There’s a long history of commonplace books which you can read about in various places. A good start is Dwight Garner’s piece on “his Stash of Other Writers’ Words,” some of which I cut and pasted into the inside cover of my mine:
Last year, Charley Locke published “Commonplace Books Are Like a Diary Without the Risk of Annoying Yourself.” If you have trouble keeping a regular diary, it might appeal to you. (I find that annoying myself is part of the whole project of keeping a diary, but different strokes for different folks.)
Here are the entries from Jan 13-14 to give you an idea of what my commonplace diary looks like:
Many people will wonder, “What is the point of this?”
In the beginning I didn’t know!
The first year was a very pure one: I simply wrote down the best line I heard or read.
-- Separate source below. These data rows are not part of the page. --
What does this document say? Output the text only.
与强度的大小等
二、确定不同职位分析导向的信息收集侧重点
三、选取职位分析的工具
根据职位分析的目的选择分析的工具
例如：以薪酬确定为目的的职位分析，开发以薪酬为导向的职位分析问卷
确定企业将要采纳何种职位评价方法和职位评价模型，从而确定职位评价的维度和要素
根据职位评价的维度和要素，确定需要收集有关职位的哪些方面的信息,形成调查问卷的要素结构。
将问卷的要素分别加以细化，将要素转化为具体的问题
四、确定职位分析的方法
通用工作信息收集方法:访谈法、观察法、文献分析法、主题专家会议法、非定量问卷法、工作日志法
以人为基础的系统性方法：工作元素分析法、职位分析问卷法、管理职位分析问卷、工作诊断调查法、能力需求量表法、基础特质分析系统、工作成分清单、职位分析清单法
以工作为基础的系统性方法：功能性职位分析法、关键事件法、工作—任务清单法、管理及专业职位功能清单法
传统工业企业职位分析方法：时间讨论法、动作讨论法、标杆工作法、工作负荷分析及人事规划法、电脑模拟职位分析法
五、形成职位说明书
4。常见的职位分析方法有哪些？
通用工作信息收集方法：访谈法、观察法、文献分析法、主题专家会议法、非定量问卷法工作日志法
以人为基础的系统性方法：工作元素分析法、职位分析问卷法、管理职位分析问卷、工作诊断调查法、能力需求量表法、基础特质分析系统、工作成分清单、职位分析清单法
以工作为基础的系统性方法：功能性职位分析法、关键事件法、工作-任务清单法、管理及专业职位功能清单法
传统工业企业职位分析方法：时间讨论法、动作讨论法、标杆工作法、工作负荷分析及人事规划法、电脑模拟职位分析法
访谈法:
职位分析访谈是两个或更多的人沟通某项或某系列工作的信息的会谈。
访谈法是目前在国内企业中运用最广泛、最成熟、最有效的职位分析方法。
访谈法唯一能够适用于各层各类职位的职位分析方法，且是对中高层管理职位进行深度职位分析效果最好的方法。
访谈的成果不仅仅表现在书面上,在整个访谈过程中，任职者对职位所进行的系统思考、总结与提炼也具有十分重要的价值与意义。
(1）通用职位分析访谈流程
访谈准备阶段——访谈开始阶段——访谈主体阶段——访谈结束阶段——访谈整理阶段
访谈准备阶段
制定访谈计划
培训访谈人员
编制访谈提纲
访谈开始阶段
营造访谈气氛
The second year there was something already on the page, so it became more fun and more challenging to select a quote that worked well (or not well) underneath it. (A quote that hasn’t found a place yet in the book: “Where there is selection there is art.” —BH Liddell Hart.)
The third year has been even more interesting, as some pages already have themes, sometimes enough to start a new piece of writing.